WYOMING – Wyoming is closer than it has ever been to repealing the death penalty. After debating points of morality and money, the House voted 36-21 to pass HB145 at third reading, sending legislation to the Senate that would remove capital punishment as an option for first-degree murder convictions.

In part, and at its core, the bill simply strikes “death” from state statute concerning its penalties for murder in the first degree. “A person convicted of murder in the first degree shall be punished by death, life imprisonment without parole or life imprisonment according to law…”

Surprising? Not according to many who have been watching nationwide trends. And as some politicos point out: It’s not Dems doing it.

So far in 2019, in addition to Wyoming, there are Republican-sponsored death penalty repeal bills already introduced in three other states—Kentucky, New Hampshire, and Washington—with more anticipated.

In 2018, both houses of the Republican-controlled New Hampshire state legislature overwhelmingly passed a death penalty repeal bill that was vetoed. Studies show a significant increase in Republican state legislators opposing the death penalty from 2012-2017.

“With only nine Democrats in the Wyoming House of Representatives, this vote was driven by Republicans who value life, who want to be fiscally responsible, and who believe in limiting the scope of government,” said Hannah Cox, national manager for Conservatives Concerned About the Death Penalty. “This active leadership of conservative state legislators wanting to end the death penalty reflects the trend we are seeing across the country. Wyoming is the latest signal that the death penalty is on its way out and that conservatives are leading the way.”

GOP representatives in the House cited various reasons why they voted to end capital punishment in the Equality State.

Rep. Sue Wilson (R-Cheyenne) said that she was once a death penalty supporter. But then she realized that, as in so many other cases, the government can—and often does—make mistakes. She said the thought of executing an innocent person horrified her.

Mugshot taken of Hopkinson following his 1978 arrest. (Laramie County Sheriff’s Office)

Rep.
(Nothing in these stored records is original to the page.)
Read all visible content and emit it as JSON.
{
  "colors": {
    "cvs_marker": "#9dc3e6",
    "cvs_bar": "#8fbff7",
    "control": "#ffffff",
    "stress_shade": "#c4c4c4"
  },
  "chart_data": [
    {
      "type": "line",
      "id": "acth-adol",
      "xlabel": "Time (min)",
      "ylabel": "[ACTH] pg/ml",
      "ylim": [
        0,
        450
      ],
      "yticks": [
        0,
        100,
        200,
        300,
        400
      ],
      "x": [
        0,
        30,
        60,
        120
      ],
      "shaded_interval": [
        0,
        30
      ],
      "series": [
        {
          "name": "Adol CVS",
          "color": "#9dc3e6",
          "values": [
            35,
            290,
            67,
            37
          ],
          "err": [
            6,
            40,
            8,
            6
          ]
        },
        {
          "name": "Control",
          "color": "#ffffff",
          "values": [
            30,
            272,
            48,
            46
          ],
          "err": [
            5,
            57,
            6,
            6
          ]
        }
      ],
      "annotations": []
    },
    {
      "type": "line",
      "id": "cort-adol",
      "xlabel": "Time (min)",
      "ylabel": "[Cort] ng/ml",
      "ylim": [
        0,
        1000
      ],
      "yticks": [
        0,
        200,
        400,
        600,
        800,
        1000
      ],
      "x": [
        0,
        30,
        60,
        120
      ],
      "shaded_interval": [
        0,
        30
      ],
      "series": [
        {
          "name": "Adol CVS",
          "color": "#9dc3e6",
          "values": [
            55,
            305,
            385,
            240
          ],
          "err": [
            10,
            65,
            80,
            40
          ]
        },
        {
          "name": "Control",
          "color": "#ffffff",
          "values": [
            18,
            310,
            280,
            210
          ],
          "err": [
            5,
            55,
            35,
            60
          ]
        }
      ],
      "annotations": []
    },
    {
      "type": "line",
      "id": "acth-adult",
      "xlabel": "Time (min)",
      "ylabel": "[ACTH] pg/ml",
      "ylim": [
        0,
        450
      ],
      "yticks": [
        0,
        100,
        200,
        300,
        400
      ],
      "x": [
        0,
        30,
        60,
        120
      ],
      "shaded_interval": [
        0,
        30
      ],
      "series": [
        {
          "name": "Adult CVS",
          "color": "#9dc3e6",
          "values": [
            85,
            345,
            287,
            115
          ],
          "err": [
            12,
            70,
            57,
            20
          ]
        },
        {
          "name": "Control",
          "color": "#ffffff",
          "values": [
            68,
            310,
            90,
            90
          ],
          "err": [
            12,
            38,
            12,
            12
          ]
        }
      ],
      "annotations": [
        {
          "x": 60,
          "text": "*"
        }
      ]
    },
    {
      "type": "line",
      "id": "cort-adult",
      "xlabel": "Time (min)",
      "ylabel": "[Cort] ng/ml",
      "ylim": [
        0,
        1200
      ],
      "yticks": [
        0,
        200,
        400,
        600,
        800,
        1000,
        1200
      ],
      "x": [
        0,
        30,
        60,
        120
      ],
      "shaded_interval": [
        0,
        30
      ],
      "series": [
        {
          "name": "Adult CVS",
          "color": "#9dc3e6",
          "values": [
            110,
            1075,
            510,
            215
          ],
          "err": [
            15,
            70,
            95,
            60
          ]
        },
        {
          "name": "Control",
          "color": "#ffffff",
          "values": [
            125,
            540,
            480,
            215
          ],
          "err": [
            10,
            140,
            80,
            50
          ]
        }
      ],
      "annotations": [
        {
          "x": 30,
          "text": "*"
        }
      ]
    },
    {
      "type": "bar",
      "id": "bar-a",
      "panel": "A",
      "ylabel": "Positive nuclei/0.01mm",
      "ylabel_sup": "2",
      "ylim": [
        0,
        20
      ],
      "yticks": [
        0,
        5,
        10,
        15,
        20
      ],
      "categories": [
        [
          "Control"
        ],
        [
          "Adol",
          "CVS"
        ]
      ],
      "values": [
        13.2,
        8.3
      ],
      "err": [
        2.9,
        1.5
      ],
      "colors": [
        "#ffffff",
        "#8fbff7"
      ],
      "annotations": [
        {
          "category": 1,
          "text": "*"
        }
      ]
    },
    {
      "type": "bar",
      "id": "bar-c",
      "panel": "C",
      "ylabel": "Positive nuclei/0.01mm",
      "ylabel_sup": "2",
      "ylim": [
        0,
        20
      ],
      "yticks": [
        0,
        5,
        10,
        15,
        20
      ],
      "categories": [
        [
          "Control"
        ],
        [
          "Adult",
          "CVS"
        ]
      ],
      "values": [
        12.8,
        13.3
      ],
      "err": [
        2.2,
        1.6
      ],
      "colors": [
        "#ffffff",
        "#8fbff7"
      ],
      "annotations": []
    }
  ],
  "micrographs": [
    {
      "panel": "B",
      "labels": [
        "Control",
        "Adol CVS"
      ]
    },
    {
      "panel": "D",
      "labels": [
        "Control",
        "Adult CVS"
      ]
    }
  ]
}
Danny Eyre (R-Lyman) said he’d always believed in capital punishment—he’d even argued on behalf of it in high school debate club. But then he saw the fallout in his own community when Wyoming executed Mark Hopkinson in 1992, the last person to be put to death in this state. Eyre grew up with Hopkinson and knew his family. When the state put him down, Eyre said, even Hopkinson’s horrible crime didn’t seem to justify the emotional and psychological harm in his small town that followed the execution.

The 30-member Senate includes just three Democrats so, again, it would be up to Republicans to do the heavy lifting if the bill were to be passed on to the Governor for signing.

Currently, capital punishment is a legal penalty in 30 states including Wyoming. Wyoming has executed 18 men since statehood—13 by hanging hanged, four by lethal gas, and one by lethal injection.

No one is on ‘death row’ right now in Wyoming since Dale Eaton received a stay of execution in 2014, later upheld on appeal in 2015.